Abel rêve. De voyages. Seul dans la ferme héritée de ses parents qu’il entretient depuis que ses frères ont mis les voiles, Abel n’en peut plus de ce foutu pays et de cette vie rythmée par les corvées. Se lever à l’aube, traire les vaches, sortir les chèvres, labourer les champs. « Moi ce que je voulais, c’est être marin, prendre le large, voyager : Conakry, Singapour, Tahiti… ». Mais Abel a vieilli et il n’a jamais pu franchir le pas. Partir. Pour de bon. Les guides touristiques s’entassent sur les étagères du salon, les saisons passent, et Abel en est toujours au même point. Sa détermination semble cette fois bien réelle, et malgré les moqueries des autochtones qui l’ont surnommé « Le capitaine » et n’ont jamais cru à ses envies d'ailleurs, Abel sait que l’heure est venue.

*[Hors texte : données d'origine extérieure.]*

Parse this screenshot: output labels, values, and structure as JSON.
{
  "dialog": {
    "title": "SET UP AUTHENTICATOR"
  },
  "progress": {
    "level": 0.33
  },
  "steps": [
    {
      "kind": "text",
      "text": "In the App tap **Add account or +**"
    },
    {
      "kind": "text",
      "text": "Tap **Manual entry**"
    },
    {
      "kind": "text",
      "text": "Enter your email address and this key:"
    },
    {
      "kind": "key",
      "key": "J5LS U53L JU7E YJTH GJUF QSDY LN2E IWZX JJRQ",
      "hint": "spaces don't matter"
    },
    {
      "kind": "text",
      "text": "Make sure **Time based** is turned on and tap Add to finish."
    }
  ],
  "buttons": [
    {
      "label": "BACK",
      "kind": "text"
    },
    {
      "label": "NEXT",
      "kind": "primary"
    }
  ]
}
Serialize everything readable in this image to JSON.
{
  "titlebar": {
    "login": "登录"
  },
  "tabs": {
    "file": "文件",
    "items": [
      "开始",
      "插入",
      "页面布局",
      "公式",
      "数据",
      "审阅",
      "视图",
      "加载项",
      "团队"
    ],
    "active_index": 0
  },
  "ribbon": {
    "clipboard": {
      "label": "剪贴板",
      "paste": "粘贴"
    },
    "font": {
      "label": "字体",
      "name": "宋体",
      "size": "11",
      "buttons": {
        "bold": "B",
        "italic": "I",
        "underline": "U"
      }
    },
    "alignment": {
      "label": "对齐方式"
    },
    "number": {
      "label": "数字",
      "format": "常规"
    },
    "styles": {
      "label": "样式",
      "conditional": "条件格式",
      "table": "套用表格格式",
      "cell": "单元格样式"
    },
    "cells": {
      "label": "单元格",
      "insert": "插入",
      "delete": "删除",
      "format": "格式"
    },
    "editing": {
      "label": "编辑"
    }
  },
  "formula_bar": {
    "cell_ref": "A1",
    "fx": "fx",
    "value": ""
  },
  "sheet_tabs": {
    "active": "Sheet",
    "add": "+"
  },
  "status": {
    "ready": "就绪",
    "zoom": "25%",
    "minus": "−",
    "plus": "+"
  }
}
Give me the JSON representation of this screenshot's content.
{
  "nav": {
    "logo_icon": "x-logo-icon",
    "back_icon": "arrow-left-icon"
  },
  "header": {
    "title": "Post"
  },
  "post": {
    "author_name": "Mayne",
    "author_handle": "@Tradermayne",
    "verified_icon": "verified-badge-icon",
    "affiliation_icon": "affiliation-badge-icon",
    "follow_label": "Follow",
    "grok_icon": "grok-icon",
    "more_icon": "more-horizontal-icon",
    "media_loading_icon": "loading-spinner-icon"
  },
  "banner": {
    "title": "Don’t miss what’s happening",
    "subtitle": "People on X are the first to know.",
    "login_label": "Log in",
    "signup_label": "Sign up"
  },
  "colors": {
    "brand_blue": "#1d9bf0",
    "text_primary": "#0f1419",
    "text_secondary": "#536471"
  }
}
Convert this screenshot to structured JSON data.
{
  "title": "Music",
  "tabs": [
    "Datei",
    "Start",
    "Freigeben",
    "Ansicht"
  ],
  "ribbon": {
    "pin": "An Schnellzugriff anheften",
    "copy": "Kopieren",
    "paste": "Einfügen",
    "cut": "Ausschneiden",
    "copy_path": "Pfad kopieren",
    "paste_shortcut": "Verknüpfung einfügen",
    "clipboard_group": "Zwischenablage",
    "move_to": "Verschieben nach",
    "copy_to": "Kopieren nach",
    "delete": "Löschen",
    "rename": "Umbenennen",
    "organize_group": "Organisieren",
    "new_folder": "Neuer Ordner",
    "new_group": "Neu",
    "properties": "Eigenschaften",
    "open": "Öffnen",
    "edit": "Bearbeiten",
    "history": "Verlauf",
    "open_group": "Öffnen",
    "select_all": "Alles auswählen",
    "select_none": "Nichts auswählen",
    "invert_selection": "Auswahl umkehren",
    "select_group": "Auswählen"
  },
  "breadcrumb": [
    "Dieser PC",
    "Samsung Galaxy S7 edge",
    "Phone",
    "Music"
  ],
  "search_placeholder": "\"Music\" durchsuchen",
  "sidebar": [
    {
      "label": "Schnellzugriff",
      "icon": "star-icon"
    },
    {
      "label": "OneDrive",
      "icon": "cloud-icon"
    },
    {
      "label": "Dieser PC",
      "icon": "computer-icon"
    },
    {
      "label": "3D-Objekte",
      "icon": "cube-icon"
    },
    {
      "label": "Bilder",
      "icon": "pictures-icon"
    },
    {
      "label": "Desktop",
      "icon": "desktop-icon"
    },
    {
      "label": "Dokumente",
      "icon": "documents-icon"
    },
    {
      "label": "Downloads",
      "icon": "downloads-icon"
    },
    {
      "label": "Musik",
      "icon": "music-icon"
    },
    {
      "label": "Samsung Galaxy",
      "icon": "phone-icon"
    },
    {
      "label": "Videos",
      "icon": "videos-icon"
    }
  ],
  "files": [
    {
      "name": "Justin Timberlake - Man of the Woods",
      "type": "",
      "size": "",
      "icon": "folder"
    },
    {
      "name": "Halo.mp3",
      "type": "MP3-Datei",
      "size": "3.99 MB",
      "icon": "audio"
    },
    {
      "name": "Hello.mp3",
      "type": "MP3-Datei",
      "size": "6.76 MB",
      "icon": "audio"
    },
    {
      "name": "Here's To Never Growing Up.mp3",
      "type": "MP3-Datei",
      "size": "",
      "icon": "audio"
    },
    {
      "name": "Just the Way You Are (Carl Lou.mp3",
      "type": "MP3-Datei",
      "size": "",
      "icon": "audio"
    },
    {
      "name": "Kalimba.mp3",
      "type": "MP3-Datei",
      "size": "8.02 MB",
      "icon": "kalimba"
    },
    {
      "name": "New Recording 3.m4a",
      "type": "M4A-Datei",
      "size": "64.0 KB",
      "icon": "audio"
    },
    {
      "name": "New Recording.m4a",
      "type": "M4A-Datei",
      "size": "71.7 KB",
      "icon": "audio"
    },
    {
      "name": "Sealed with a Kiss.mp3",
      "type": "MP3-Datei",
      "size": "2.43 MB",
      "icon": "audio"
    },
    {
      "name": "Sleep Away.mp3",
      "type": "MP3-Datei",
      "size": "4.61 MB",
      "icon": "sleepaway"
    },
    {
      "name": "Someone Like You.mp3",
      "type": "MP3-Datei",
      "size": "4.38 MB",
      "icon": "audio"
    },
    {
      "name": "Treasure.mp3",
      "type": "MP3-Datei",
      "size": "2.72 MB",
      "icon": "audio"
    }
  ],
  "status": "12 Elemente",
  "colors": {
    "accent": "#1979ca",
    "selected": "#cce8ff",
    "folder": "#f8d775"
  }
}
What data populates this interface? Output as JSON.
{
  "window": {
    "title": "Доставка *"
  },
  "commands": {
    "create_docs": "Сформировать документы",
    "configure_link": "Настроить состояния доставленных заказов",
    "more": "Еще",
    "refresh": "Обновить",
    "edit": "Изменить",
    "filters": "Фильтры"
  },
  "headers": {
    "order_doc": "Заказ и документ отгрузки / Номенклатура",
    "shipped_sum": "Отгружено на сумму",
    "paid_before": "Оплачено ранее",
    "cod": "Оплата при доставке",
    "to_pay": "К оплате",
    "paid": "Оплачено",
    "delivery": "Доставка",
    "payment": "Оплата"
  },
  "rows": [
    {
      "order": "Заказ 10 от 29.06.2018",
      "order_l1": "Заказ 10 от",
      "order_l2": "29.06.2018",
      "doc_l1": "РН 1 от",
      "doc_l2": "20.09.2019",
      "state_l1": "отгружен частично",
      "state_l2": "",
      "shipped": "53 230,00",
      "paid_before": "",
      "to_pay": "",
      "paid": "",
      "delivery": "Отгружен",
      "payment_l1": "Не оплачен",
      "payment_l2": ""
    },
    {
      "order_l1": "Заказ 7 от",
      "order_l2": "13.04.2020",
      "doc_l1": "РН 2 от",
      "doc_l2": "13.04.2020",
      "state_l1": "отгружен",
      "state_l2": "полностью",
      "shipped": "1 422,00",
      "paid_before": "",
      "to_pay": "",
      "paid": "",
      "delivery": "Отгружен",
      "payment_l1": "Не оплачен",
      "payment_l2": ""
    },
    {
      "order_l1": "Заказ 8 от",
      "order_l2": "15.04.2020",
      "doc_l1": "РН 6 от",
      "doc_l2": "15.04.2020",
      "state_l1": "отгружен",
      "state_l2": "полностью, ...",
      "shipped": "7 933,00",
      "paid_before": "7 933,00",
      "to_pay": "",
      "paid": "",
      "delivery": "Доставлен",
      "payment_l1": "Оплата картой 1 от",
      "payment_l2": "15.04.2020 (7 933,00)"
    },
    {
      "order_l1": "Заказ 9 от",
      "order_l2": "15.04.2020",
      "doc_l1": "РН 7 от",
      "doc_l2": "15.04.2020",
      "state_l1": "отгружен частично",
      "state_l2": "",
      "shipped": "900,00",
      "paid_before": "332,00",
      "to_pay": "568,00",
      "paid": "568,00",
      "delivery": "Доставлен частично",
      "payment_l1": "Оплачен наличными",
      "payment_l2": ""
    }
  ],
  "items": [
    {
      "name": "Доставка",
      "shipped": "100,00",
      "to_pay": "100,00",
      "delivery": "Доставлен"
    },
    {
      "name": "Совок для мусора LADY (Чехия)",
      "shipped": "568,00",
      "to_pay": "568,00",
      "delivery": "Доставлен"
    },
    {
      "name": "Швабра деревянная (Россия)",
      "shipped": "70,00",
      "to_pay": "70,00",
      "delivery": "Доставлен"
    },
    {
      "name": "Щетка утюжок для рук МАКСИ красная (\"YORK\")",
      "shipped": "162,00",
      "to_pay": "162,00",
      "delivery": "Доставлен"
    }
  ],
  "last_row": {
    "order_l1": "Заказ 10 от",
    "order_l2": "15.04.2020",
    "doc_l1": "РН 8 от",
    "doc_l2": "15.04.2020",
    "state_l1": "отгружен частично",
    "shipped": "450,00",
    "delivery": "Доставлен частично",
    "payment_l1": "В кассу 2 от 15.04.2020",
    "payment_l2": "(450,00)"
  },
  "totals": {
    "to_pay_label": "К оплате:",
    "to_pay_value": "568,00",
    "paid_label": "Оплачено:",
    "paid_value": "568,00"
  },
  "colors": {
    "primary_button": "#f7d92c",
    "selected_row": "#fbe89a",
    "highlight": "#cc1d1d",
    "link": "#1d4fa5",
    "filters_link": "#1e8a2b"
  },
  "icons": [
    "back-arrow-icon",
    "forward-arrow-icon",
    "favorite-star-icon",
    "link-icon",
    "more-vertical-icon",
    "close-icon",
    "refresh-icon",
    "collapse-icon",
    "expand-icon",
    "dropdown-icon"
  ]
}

Étrange album à l’atmosphère nostalgique mettant en avant la rudesse de la vie à la campagne. Il est touchant Abel, fragile, sensible, timide, perdu dans des rêveries auxquelles il persiste à s’accrocher, sans doute pour trouver la force de sortir de son lit chaque matin et de donner du sens à une existence sans aucun relief. Dans son bled paumé, le ciel est bas et gris et les mentalités restent au ras des pâquerettes. Il y a une forme de cruauté permanente chez les paysans frustes qui peuplent les histoires rurales. Abel m’a rappelé les personnages d’André Bucher ou de Franck Bouysse, ces taiseux solitaires et bourrus évoluant dans un environnement âpre et difficile à supporter.
Une réflexion triste et mélancolique sur le temps qui passe et jamais ne se rattrape, sur ces choix que l’on ne fait pas, ces regrets qui nous hantent, ces départs toujours reportés et jamais pris. J’aurais voulu sortir bouleversé de cette lecture mais ce n’est pas le cas. L’album est pourtant très réussi, aucun doute là-dessus, mais il m’a manqué un petit quelque chose. J’ai eu l’impression que tout allait trop vite, que certains aspects auraient mérité d’être creusés (l’enfance du vieux fermier, la relation avec ses parents, l’attitude de ses frères). En fait, j’aurais voulu passer plus de temps avec Abel, partager davantage de choses, le côtoyer au fil d’un roman graphique de 200 pages par exemple. Je l’ai quitté trop rapidement et il m’a laissé en bouche un goût de trop peu. Dommage, parce que c'est typiquement le genre de personnage que j'adore.